Over the term of the ASR agreement, the investment bank then seeks to buy shares to replace those it has borrowed. Buying back shares via an ASR is usually more expensive because the bank wants to profit from the transaction. However, the slight price premium allows the company to spend a fixed amount of money rapidly and immediately reduce its outstanding share count.
While Apple fronted the money right away and retired the initial proceeds of borrowed stock, the company's banking partner continued to buy back shares over the year-long term of the agreements. This quarter, Apple issued its fourth ASR at "just" $9 billion, a steep drop from its previous $12 billion ASRs. At the same time, the company shifted its typical $5 to $6 billion open market buybacks into an $8 billion spend, a move that appears aimed at getting the best price without paying bankers for their help.

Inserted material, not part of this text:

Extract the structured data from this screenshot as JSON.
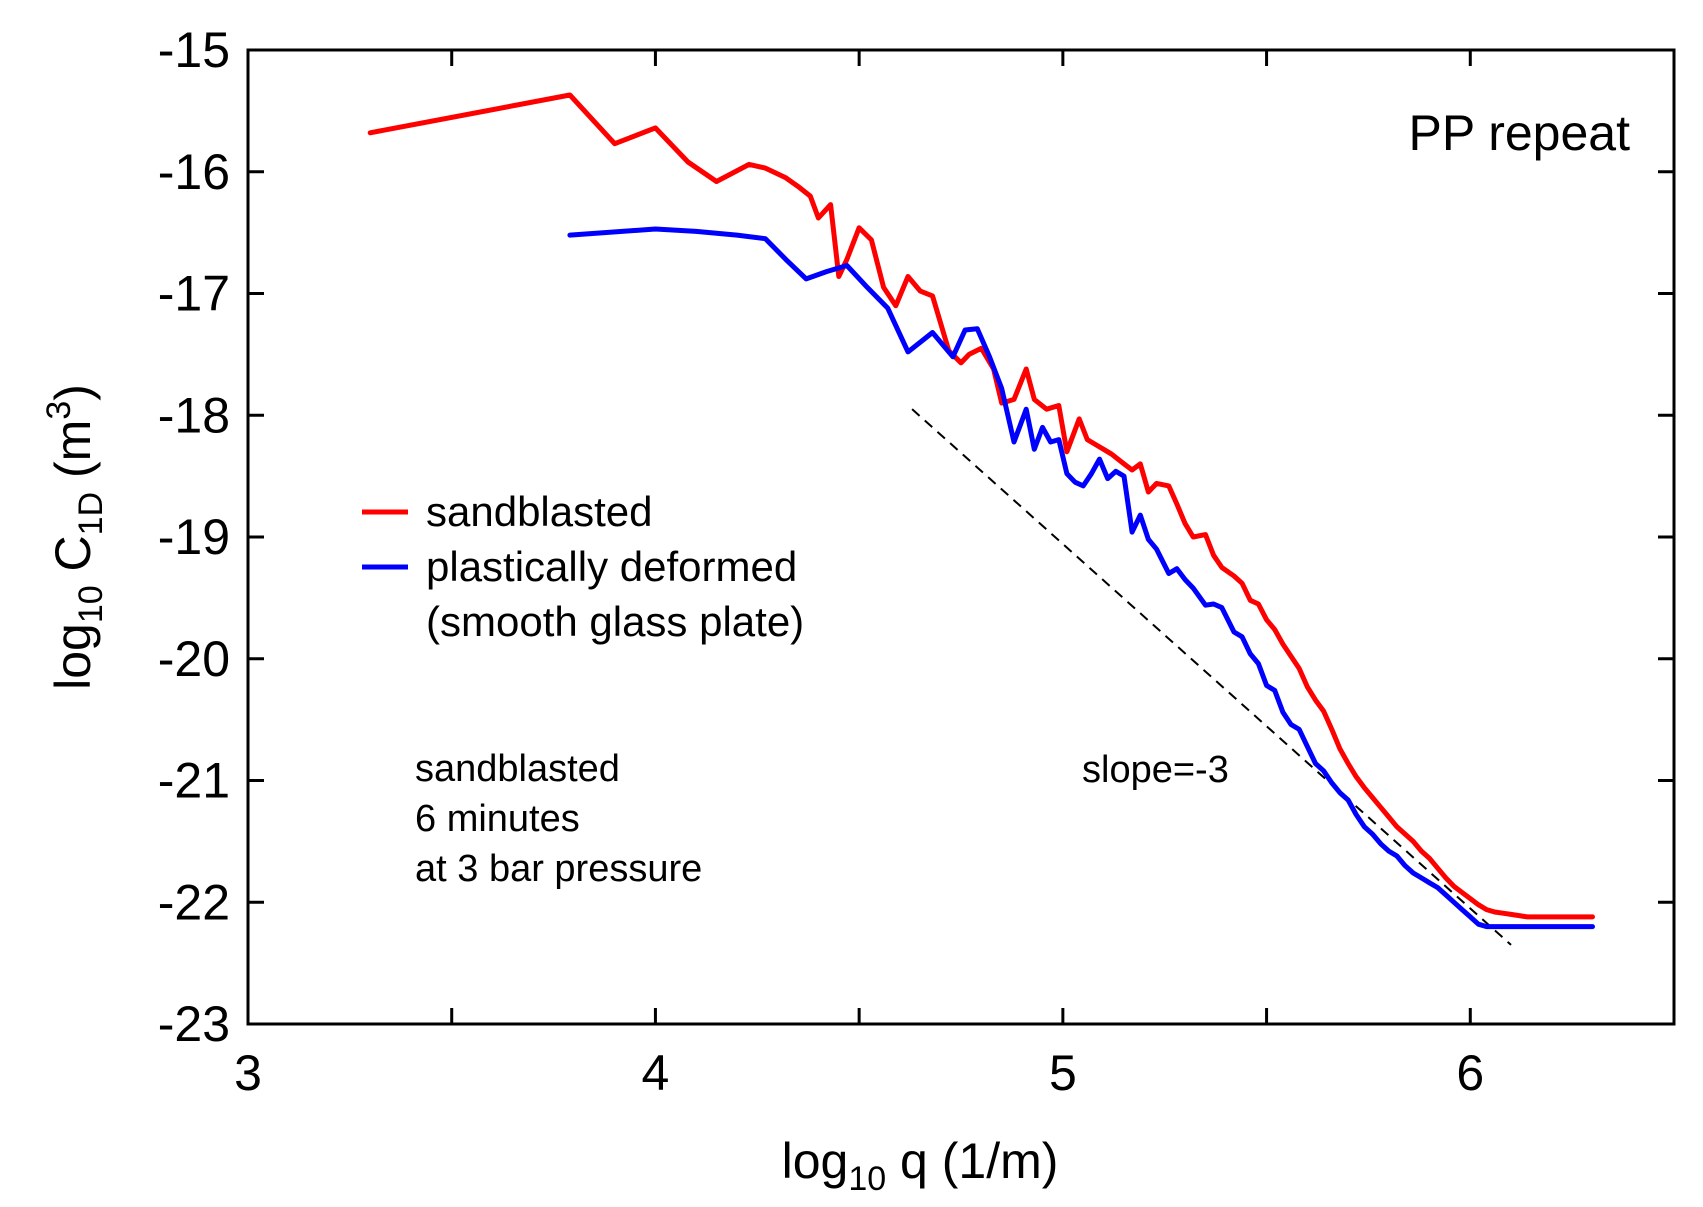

Apple has $36 billion remaining in its currently articulated capital return program. Apple's chief financial officer Luca Maestri reiterated during the Q4 conference call this week that "we review our capital allocation regularly. We have solicited feedback on our capital return program from shareholders in the past and we will continue to do so. We plan to report on our conclusions in a timeframe similar to last year."